I purchased a new computer with a powerful multicore CPU to run my Stan models faster. However I am having some difficulty configuring my compiler (at least I think that’s the culprit.) Any advice on speeding things up would be greatly appreciated.
When I run an example model with rstanarm with my new computer (Windows 10), and compare to my old setup (OSX), the new machine samples about twice as fast. Great! I would have expected about this much of a speedup from a significantly faster computer.
However, compiled programs (rstanarm models are precompiled I think?) are actually running about 20%ish slower on my new computer, compared to my older slow machine. I am new to Windows and am wondering whether it has something to do with the compiler. (I have tried installing Ubuntu but alas have not succeeded yet.)
I tried illustrating this with an example below. Interestingly, there is also a large performance difference between rstanarm and brms but I am not sure if that is related to my question.
First, I set everything up following the Rstan getting started guide:
dotR <- file.path(Sys.getenv("HOME"), ".R")
if (!file.exists(dotR)) dir.create(dotR)
M <- file.path(dotR, ifelse(.Platform$OS.type == "windows", "Makevars.win", "Makevars"))
if (!file.exists(M)) file.create(M)
# cat("\nCXX14FLAGS=-O3 -march=native -mtune=native",
# if( grepl("^darwin", R.version$os)) "CXX14FLAGS += -arch x86_64 -ftemplate-depth-256" else
# if (.Platform$OS.type == "windows") "CXX11FLAGS=-O3 -march=corei7 -mtune=corei7" else
# "CXX14FLAGS += -fPIC",
# file = M, sep = "\n", append = TRUE)
# file.edit(M)
readLines(M)
## [1] ""
## [2] "CXX14FLAGS=-O3 -march=native -mtune=native"
## [3] "CXX11FLAGS=-O3 -march=corei7 -mtune=corei7"
system.time(
stan_lmer(
Reaction ~ Days + (Days | Subject),
data = sleepstudy,
iter = 10000,
chains = 1
)
)
## SAMPLING FOR MODEL 'continuous' NOW (CHAIN 1).
## Chain 1: Elapsed Time: 13.658 seconds (Warm-up)
## Chain 1: 9.733 seconds (Sampling)
## Chain 1: 23.391 seconds (Total)
## user system elapsed
## 24.31 0.01 24.32
I ran the same code with my old OSX computer, which resulted in ~50s runtime. I am very happy for this speedup. However, with compiled models things are different, below. I first compile the model (so I can time just the sampling, afterwards):
brms_sampler <- brm(
Reaction ~ Days + (Days | Subject),
data = sleepstudy,
chains = 0
)
And then sample
system.time(
update(brms_sampler, iter = 10000, chains = 1)
)
## SAMPLING FOR MODEL '49d09615cc885efe2c01f11482fd096d' NOW (CHAIN 1).

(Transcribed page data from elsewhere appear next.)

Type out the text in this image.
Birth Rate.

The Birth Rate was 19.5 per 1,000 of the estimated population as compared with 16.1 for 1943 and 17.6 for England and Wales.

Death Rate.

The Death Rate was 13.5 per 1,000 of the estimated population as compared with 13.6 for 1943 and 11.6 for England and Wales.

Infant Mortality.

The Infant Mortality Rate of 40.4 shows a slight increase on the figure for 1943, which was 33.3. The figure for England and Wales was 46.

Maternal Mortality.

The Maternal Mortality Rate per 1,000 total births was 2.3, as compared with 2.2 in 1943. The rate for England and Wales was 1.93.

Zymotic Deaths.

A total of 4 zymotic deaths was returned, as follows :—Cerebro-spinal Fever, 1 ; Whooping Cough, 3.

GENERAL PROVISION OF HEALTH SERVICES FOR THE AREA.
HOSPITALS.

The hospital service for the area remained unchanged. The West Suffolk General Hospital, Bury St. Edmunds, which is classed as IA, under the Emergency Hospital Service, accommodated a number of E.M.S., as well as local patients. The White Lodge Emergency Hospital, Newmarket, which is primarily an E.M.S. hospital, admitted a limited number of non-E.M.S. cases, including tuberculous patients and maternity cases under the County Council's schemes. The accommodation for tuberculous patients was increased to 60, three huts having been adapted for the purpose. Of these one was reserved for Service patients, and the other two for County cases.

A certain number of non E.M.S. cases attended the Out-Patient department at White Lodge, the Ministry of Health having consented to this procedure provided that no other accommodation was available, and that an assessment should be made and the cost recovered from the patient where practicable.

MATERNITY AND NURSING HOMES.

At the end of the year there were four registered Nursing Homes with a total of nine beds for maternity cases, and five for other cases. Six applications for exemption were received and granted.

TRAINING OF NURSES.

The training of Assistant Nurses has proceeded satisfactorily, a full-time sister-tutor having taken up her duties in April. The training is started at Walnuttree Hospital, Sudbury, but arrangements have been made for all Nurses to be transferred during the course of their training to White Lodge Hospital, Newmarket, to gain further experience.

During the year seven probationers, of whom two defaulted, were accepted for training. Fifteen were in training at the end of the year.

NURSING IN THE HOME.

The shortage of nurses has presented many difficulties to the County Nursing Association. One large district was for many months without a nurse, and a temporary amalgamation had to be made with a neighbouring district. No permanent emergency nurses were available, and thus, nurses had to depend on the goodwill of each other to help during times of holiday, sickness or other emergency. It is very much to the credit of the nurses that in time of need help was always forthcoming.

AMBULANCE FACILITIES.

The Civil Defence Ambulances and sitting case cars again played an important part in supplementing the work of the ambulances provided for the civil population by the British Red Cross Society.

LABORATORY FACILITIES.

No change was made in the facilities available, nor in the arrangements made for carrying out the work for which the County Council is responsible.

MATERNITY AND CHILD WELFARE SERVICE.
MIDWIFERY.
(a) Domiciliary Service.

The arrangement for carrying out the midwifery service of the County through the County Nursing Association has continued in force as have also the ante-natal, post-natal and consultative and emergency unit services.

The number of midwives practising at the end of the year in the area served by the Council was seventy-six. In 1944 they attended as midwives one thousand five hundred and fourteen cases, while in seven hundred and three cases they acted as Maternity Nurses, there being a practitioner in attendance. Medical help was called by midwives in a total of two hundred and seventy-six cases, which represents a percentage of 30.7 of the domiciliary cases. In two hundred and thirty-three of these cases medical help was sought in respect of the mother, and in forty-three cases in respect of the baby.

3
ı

## Chain 1: Elapsed Time: 8.693 seconds (Warm-up)
## Chain 1: 7.492 seconds (Sampling)
## Chain 1: 16.185 seconds (Total)
## user system elapsed
## 16.61 0.00 16.61
(I don’t know why brms would be this much faster than rstanarm!) I ran the same code with my old slower OSX machine, and it ran in ~12 seconds. So I wonder what is hurting the performance of my newer machine such that compiled models run slower than equivalent ones on a slower machine? I also wonder whether this has something to do with the CmdStan installation error I posted earlier (Error installing CmdStan (Windows 10; Command 'mingw32-make.exe' not found @win/processx.c:983)).
Session and computer details below:
sessionInfo()
## R version 4.0.2 (2020-06-22)
## Platform: x86_64-w64-mingw32/x64 (64-bit)
## Running under: Windows 10 x64 (build 18362)
##
## Matrix products: default
##
## locale:
## [1] LC_COLLATE=English_United Kingdom.1252
## [2] LC_CTYPE=English_United Kingdom.1252
## [3] LC_MONETARY=English_United Kingdom.1252
## [4] LC_NUMERIC=C
## [5] LC_TIME=English_United Kingdom.1252
##
## attached base packages:
## [1] stats graphics grDevices utils datasets methods base
##
## other attached packages:
## [1] brms_2.13.3 rstanarm_2.19.3 Rcpp_1.0.4.6 lme4_1.1-23
## [5] Matrix_1.2-18
benchmarkme::get_cpu()
$vendor_id
[1] "AuthenticAMD"
$model_name
[1] "AMD Ryzen 9 3900X 12-Core Processor"
$no_of_cores
[1] 24
Thanks very much for your time